Pensemos en dos de las más comunes fuentes de desafecto
ciudadano hacia nuestros representantes: la corrupción y el desacuerdo. El
menos avisado puede tener una impresión demasiado negativa y caer en el típico
error de percepción que genera la corrupción descubierta o el desacuerdo
institucionalizado propio del antagonismo democrático. La corrupción es siempre
intolerable, por supuesto, y la incapacidad para generar grandes acuerdos está
en el origen de muchas de nuestras torpezas colectivas, pero deberíamos ser
sinceros y reconocer que buena parte de nuestro malestar con la política
corresponde a una nostalgia inadvertida por la comodidad en que se vive donde
lo malo no es sabido y se reprimen los desacuerdos. La antropología política
nos enseña que hay un sentimiento atávico, nunca plenamente superado, de
añoranza hacia formas de organización social en las que reine una plácida
ignorancia y los políticos, como reza la queja habitual, no estén todo el día
discutiendo.
Hay otra fuente de decepción democrática que tiene que ver con
nuestra incompetencia práctica a la hora de resolver los problemas y tomar las
mejores decisiones. La política es una actividad que gira en torno a la
negociación, el compromiso y la aceptación de lo que los economistas suelen
llamar “decisiones suboptimales”, que no es sino el precio que hay que pagar
por el poder compartido y la soberanía limitada. Está incapacitado para la
política quien no haya aprendido a gestionar el fracaso o el éxito parcial,
porque el éxito absoluto no existe. Hace falta al menos saber arreglárselas con
el fracaso habitual de no poder sacar adelante completamente lo que se
proponía. La política es inseparable de la disposición al compromiso, que es la
capacidad de dar por bueno lo que no satisface completamente las propias
aspiraciones. Similarmente los pactos y las alianzas no acreditan el propio
poder sino que ponen de manifiesto que necesitamos de otros, que el poder es
siempre una realidad compartida. El aprendizaje de la política fortalece la
capacidad de convivir con ese tipo de frustraciones e invita a respetar los
propios límites.
Todas las decisiones
políticas, salvo que uno viva en el delirio de la omnipotencia, sin
constricciones ni contrapesos, implican, aunque sea en una pequeña medida, una
cierta forma de claudicación. En el mundo real no hay iniciativa sin
resistencia, acción sin réplica. Las aspiraciones máximas o los ideales
absolutos se rinden o ceden ante la dificultad del asunto y las pretensiones de
los otros, con quienes hay que jugar la partida. No tiene nada de extraño, por
ello, que nuestros más fervorosos seguidores aseguren que no era eso a lo que
aspiraban. Si además tenemos en cuenta que la competición política crea
incentivos para que los políticos inflen las expectativas públicas, un alto
grado de decepción resulta inevitable.
Todo esto provoca un carrusel de promesas, expectativas y
frustraciones, de engaños y desengaños, que gira a una velocidad a la que no
estábamos acostumbrados. Los tiempos de la decepción —lo que tarda el nuevo
Gobierno en defraudar nuestras expectativas o los carismas en desilusionar, los
proyectos en desgastarse, la competencia en debilitarse— parecen haberse
acortado dramáticamente.
Incluso quien se presenta generando las mayores expectativas de
renovación —porque no forma parte de lo ya conocido y esa carencia de pasado
político le permite gozar de la virginidad política como su principal valor—,
no tarda mucho en decepcionarnos. Pronto recurren esos mismos a las jugadas
políticas que nos habían escandalizado y se organizan como un aparato clásico.

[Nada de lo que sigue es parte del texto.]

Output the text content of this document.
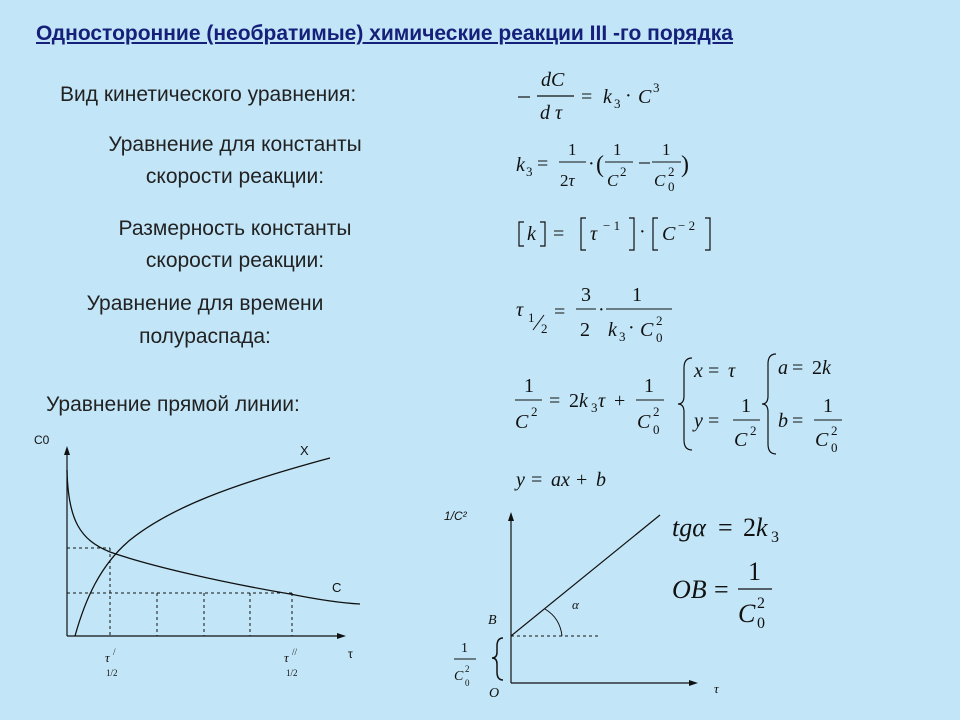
Односторонние (необратимые) химические реакции III -го порядка
Вид кинетического уравнения:
Уравнение для константы
скорости реакции:
Размерность константы
скорости реакции:
Уравнение для времени
полураспада:
Уравнение прямой линии:
dC
d τ
= k 3 · C 3
k 3 =
1
2τ
· (
1
C 2
1
C 2
0
)
k = τ − 1 · C − 2
τ 1
2
=
3
2
·
1
k 3 · C 2
0
1
C 2 = 2k 3 τ +
1
C 2
0
x = τ
y =
1
C 2
a = 2k
b =
1
C 2
0
y = ax + b
tgα = 2k 3
OB =
1
C 2
0
C0
τ
X
C
τ /
1/2
τ //
1/2
1/C²
τ
α
B
O
1
C 2
0
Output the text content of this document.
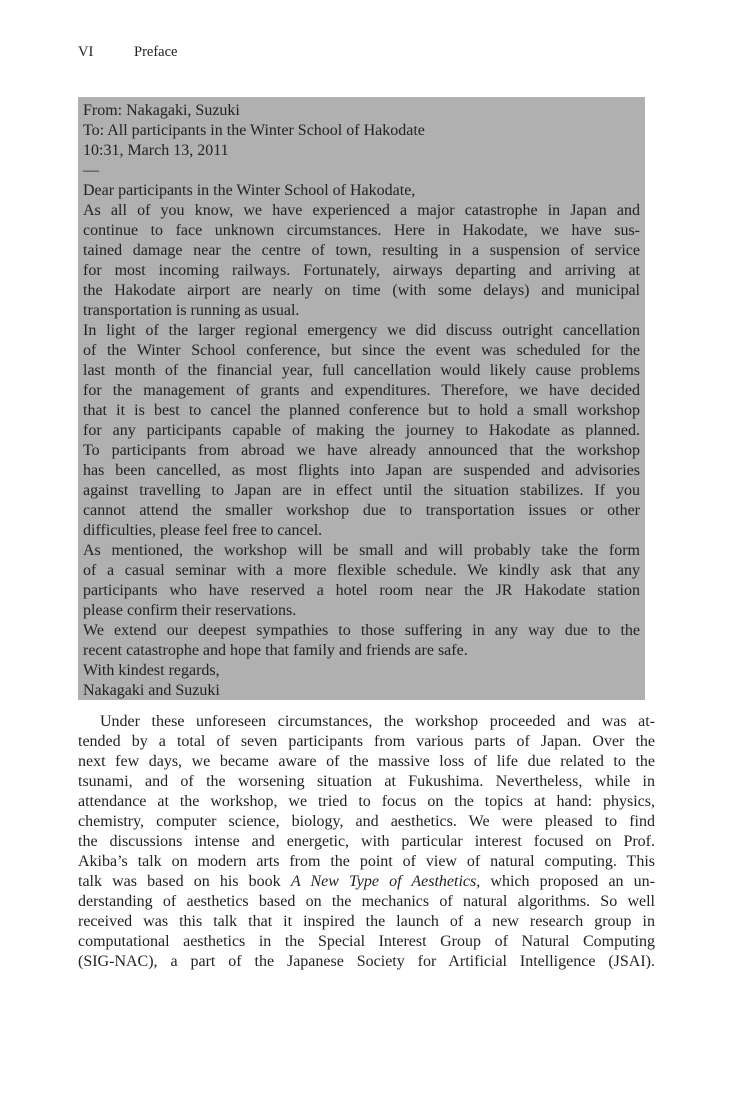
VI	Preface
From: Nakagaki, Suzuki
To: All participants in the Winter School of Hakodate
10:31, March 13, 2011
—
Dear participants in the Winter School of Hakodate,
As all of you know, we have experienced a major catastrophe in Japan and
continue to face unknown circumstances. Here in Hakodate, we have sus-
tained damage near the centre of town, resulting in a suspension of service
for most incoming railways. Fortunately, airways departing and arriving at
the Hakodate airport are nearly on time (with some delays) and municipal
transportation is running as usual.
In light of the larger regional emergency we did discuss outright cancellation
of the Winter School conference, but since the event was scheduled for the
last month of the financial year, full cancellation would likely cause problems
for the management of grants and expenditures. Therefore, we have decided
that it is best to cancel the planned conference but to hold a small workshop
for any participants capable of making the journey to Hakodate as planned.
To participants from abroad we have already announced that the workshop
has been cancelled, as most flights into Japan are suspended and advisories
against travelling to Japan are in effect until the situation stabilizes. If you
cannot attend the smaller workshop due to transportation issues or other
difficulties, please feel free to cancel.
As mentioned, the workshop will be small and will probably take the form
of a casual seminar with a more flexible schedule. We kindly ask that any
participants who have reserved a hotel room near the JR Hakodate station
please confirm their reservations.
We extend our deepest sympathies to those suffering in any way due to the
recent catastrophe and hope that family and friends are safe.
With kindest regards,
Nakagaki and Suzuki
Under these unforeseen circumstances, the workshop proceeded and was at-
tended by a total of seven participants from various parts of Japan. Over the
next few days, we became aware of the massive loss of life due related to the
tsunami, and of the worsening situation at Fukushima. Nevertheless, while in
attendance at the workshop, we tried to focus on the topics at hand: physics,
chemistry, computer science, biology, and aesthetics. We were pleased to find
the discussions intense and energetic, with particular interest focused on Prof.
Akiba’s talk on modern arts from the point of view of natural computing. This
talk was based on his book A New Type of Aesthetics, which proposed an un-
derstanding of aesthetics based on the mechanics of natural algorithms. So well
received was this talk that it inspired the launch of a new research group in
computational aesthetics in the Special Interest Group of Natural Computing
(SIG-NAC), a part of the Japanese Society for Artificial Intelligence (JSAI).
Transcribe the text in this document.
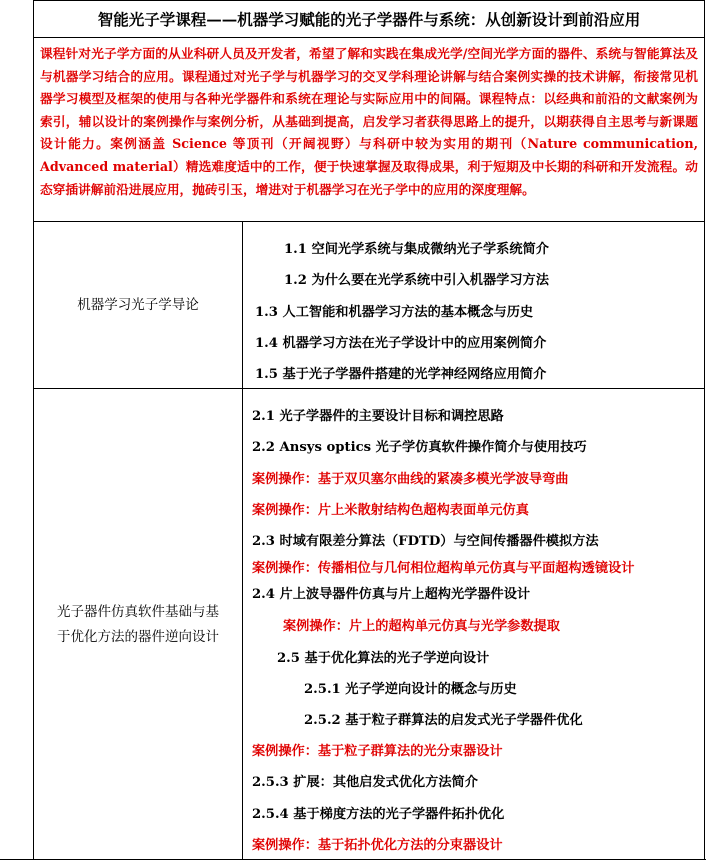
智能光子学课程——机器学习赋能的光子学器件与系统：从创新设计到前沿应用
课程针对光子学方面的从业科研人员及开发者，希望了解和实践在集成光学/空间光学方面的器件、系统与智能算法及与机器学习结合的应用。课程通过对光子学与机器学习的交叉学科理论讲解与结合案例实操的技术讲解，衔接常见机器学习模型及框架的使用与各种光学器件和系统在理论与实际应用中的间隔。课程特点：以经典和前沿的文献案例为索引，辅以设计的案例操作与案例分析，从基础到提高，启发学习者获得思路上的提升，以期获得自主思考与新课题设计能力。案例涵盖 Science 等顶刊（开阔视野）与科研中较为实用的期刊（Nature communication, Advanced material）精选难度适中的工作，便于快速掌握及取得成果，利于短期及中长期的科研和开发流程。动态穿插讲解前沿进展应用，抛砖引玉，增进对于机器学习在光子学中的应用的深度理解。
机器学习光子学导论
1.1 空间光学系统与集成微纳光子学系统简介
1.2 为什么要在光学系统中引入机器学习方法
1.3 人工智能和机器学习方法的基本概念与历史
1.4 机器学习方法在光子学设计中的应用案例简介
1.5 基于光子学器件搭建的光学神经网络应用简介
光子器件仿真软件基础与基
于优化方法的器件逆向设计
2.1 光子学器件的主要设计目标和调控思路
2.2 Ansys optics 光子学仿真软件操作简介与使用技巧
案例操作：基于双贝塞尔曲线的紧凑多模光学波导弯曲
案例操作：片上米散射结构色超构表面单元仿真
2.3 时域有限差分算法（FDTD）与空间传播器件模拟方法
案例操作：传播相位与几何相位超构单元仿真与平面超构透镜设计
2.4 片上波导器件仿真与片上超构光学器件设计
案例操作：片上的超构单元仿真与光学参数提取
2.5 基于优化算法的光子学逆向设计
2.5.1 光子学逆向设计的概念与历史
2.5.2 基于粒子群算法的启发式光子学器件优化
案例操作：基于粒子群算法的光分束器设计
2.5.3 扩展：其他启发式优化方法简介
2.5.4 基于梯度方法的光子学器件拓扑优化
案例操作：基于拓扑优化方法的分束器设计
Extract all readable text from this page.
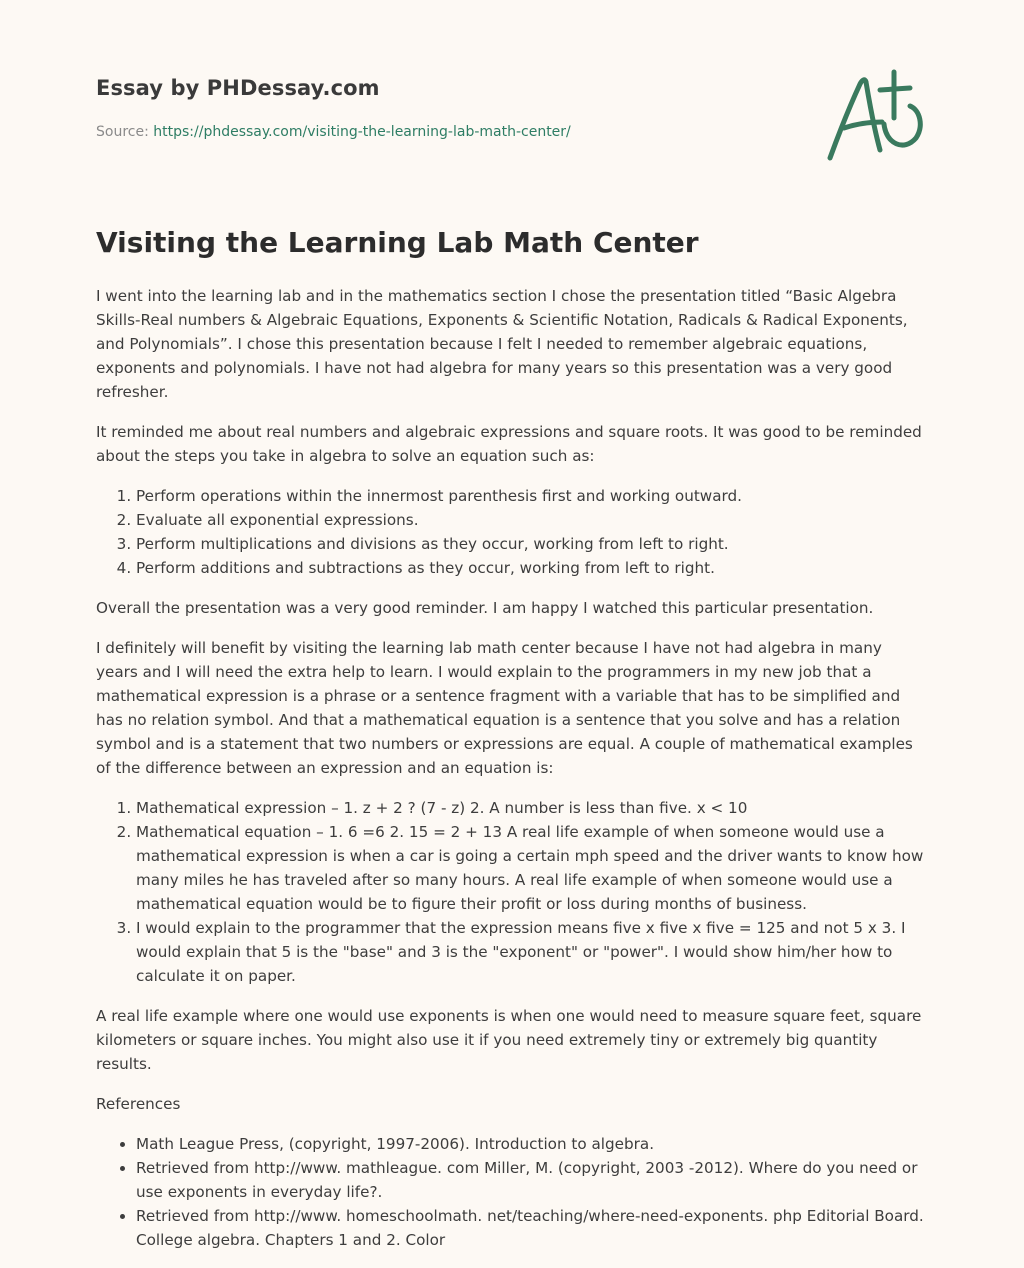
Essay by PHDessay.com
Source: https://phdessay.com/visiting-the-learning-lab-math-center/
Visiting the Learning Lab Math Center

I went into the learning lab and in the mathematics section I chose the presentation titled “Basic Algebra Skills-Real numbers & Algebraic Equations, Exponents & Scientific Notation, Radicals & Radical Exponents, and Polynomials”. I chose this presentation because I felt I needed to remember algebraic equations, exponents and polynomials. I have not had algebra for many years so this presentation was a very good refresher.

It reminded me about real numbers and algebraic expressions and square roots. It was good to be reminded about the steps you take in algebra to solve an equation such as:

1. Perform operations within the innermost parenthesis first and working outward.
2. Evaluate all exponential expressions.
3. Perform multiplications and divisions as they occur, working from left to right.
4. Perform additions and subtractions as they occur, working from left to right.

Overall the presentation was a very good reminder. I am happy I watched this particular presentation.

I definitely will benefit by visiting the learning lab math center because I have not had algebra in many years and I will need the extra help to learn. I would explain to the programmers in my new job that a mathematical expression is a phrase or a sentence fragment with a variable that has to be simplified and has no relation symbol. And that a mathematical equation is a sentence that you solve and has a relation symbol and is a statement that two numbers or expressions are equal. A couple of mathematical examples of the difference between an expression and an equation is:

1. Mathematical expression – 1. z + 2 ? (7 - z) 2. A number is less than five. x < 10
2. Mathematical equation – 1. 6 =6 2. 15 = 2 + 13 A real life example of when someone would use a mathematical expression is when a car is going a certain mph speed and the driver wants to know how many miles he has traveled after so many hours. A real life example of when someone would use a mathematical equation would be to figure their profit or loss during months of business.
3. I would explain to the programmer that the expression means five x five x five = 125 and not 5 x 3. I would explain that 5 is the "base" and 3 is the "exponent" or "power". I would show him/her how to calculate it on paper.

A real life example where one would use exponents is when one would need to measure square feet, square kilometers or square inches. You might also use it if you need extremely tiny or extremely big quantity results.

References

• Math League Press, (copyright, 1997-2006). Introduction to algebra.
• Retrieved from http://www. mathleague. com Miller, M. (copyright, 2003 -2012). Where do you need or use exponents in everyday life?.
• Retrieved from http://www. homeschoolmath. net/teaching/where-need-exponents. php Editorial Board. College algebra. Chapters 1 and 2. Color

Comienzan “pudiendo”, siguen con un quién sabe y terminan posponiendo
indefinidamente las promesas más audaces. Hemos pasado, por ejemplo, de no
pagar la deuda a pagarla sólo en parte para finalizar con una inocua auditoría
ética (apelando, por cierto, al juicio de los expertos). Es curioso lo poco que
tarda el radicalismo en “socialdemocratizarse”. La estrategia para ganar
elecciones es muy diferente de la tarea de gobernar, y por eso suele ocurrir
que lo primero palidece a medida que se acerca la hora de la responsabilidad.
Con el paso del tiempo, lo que era exhibido como radicalidad democrática —que
los temas cruciales sean decididos por todos— se revela como indefinición
táctica o simple ignorancia acerca de qué debe hacerse. No creo que Podemos**
tarde mucho en decepcionar, como ocurre con todos los actores políticos, no
sólo porque comparten nuestra condición humana sino sobre todo porque en algún
momento tendrán que tomar decisiones que suponen aceptar algo como “menos malo”.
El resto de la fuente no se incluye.